Lesseps tuvo visión de futuro y demostró gran habilidad para convencer a los políticos de Egipto y Francia de que el comercio marítimo internacional llegaría a ser muy importante. Pero también tuvo mucha suerte: las tecnologías que esperaba que necesitaba para construir el canal sin esclusas (lo que inicialmente era imposible debido a la cantidad de excavaciones y excavaciones que implicaba) se desarrollaron justo a tiempo para salvar el proyecto.
Con su victoria en Suez, Lesseps adquirió un gran prestigio. Pero lo que hizo con su nuevo estatus es instructivo. Se volvió imprudente, desquiciado y engreído, impulsando el proyecto del Canal de Panamá en una dirección inviable que finalmente provocó la muerte de más de 20.000 personas y la ruina financiera de muchas más (incluida su propia familia). Como todas las formas de poder, el poder de persuasión puede volver a uno arrogante, desenfrenado, disruptivo y socialmente desagradable.
La historia de Lesseps sigue siendo relevante porque claramente tiene ecos en el comportamiento de muchos multimillonarios de hoy. Si bien algunas de las personas más ricas de Estados Unidos no utilizan su estatus derivado de la riqueza para influir en debates públicos críticos (pensemos en Warren Buffett), muchos sí lo hacen. Gates, Musk, George Soros y otros no dudan en opinar sobre asuntos que son importantes para ellos, y si bien es fácil acoger con agrado esas contribuciones de aquellos con quienes estamos de acuerdo, debemos resistir esta tentación. Tiene mucho sentido para la sociedad aprovechar el conocimiento y la sabiduría de aquellos con experiencia en un tema determinado, pero es contraproducente amplificar el estatus de aquellos que ya tienen mucho estatus (y están trabajando muy duro para aumentarlo).
OTRA MANERA
Por supuesto, no es enteramente culpa de los multimillonarios que la política estadounidense esté alimentando una desigualdad masiva (aunque ciertamente presionan para que se adopten políticas que tengan ese efecto). Sin embargo, deberían asumir la responsabilidad si hacen mal uso del inmenso estatus que la riqueza les brinda en condiciones de creciente desigualdad.

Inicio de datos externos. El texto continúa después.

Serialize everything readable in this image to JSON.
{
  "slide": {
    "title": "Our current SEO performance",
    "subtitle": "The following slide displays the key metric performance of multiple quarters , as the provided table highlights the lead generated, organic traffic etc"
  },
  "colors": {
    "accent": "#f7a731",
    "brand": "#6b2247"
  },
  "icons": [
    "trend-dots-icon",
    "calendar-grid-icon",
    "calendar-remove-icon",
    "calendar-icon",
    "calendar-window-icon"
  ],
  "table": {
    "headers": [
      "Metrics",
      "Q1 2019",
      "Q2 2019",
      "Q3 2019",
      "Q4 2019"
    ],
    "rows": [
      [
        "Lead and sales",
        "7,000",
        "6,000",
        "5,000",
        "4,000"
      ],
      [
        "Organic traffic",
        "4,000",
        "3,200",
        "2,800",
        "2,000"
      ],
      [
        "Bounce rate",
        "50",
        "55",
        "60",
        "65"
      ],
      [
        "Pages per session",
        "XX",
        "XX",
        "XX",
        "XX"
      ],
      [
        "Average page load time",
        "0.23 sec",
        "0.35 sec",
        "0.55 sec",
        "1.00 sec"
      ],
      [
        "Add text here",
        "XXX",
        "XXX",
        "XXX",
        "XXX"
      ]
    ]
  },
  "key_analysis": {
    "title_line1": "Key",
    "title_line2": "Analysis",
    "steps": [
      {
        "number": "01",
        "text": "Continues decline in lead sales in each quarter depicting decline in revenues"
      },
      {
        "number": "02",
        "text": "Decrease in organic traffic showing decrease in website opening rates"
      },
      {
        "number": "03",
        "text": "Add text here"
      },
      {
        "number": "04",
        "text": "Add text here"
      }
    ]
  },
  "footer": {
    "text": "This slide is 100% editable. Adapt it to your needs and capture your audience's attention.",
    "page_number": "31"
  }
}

Esto es especialmente cierto cuando aprovechan su estatus para promover sus propios intereses económicos a expensas de los de otros, o para polarizar una sociedad ya dividida con una retórica provocativa o un comportamiento de búsqueda de estatus.

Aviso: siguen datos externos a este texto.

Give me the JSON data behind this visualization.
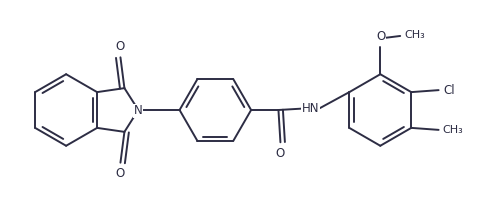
{
  "bg_color": "#ffffff",
  "line_color": "#2d2d44",
  "line_width": 1.4,
  "font_size": 8.5,
  "figsize": [
    4.84,
    2.2
  ],
  "dpi": 100,
  "xlim": [
    0,
    9.68
  ],
  "ylim": [
    0,
    4.4
  ]
}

Si los multimillonarios que no rinden cuentas ya ejercen demasiada influencia social, cultural y política indebida, lo último que deberíamos querer es darles foros públicos aún más grandes, por ejemplo, en la forma de su propia red social, como la que ahora tiene Musk a través de su propiedad de X. En lugar de ello, deberíamos buscar medios institucionales más sólidos para limitar el poder y la influencia de aquellos que ya son privilegiados, así como reconsiderar las políticas fiscales, regulatorias y de gasto que crearon disparidades tan masivas en primer lugar.
Pero el paso más importante será también el más difícil. Necesitamos comenzar a tener una conversación seria sobre lo que debemos valorar y cómo podemos reconocer y recompensar las contribuciones de quienes no poseen grandes fortunas. Si bien la mayoría de la gente estaría de acuerdo en que hay muchas maneras de contribuir a la sociedad y que sobresalir en la vocación elegida debe ser una fuente de satisfacción individual y de estima de los demás, hemos ignorado este principio y corremos el riesgo de olvidarlo por completo. . Esto también es un síntoma del problema.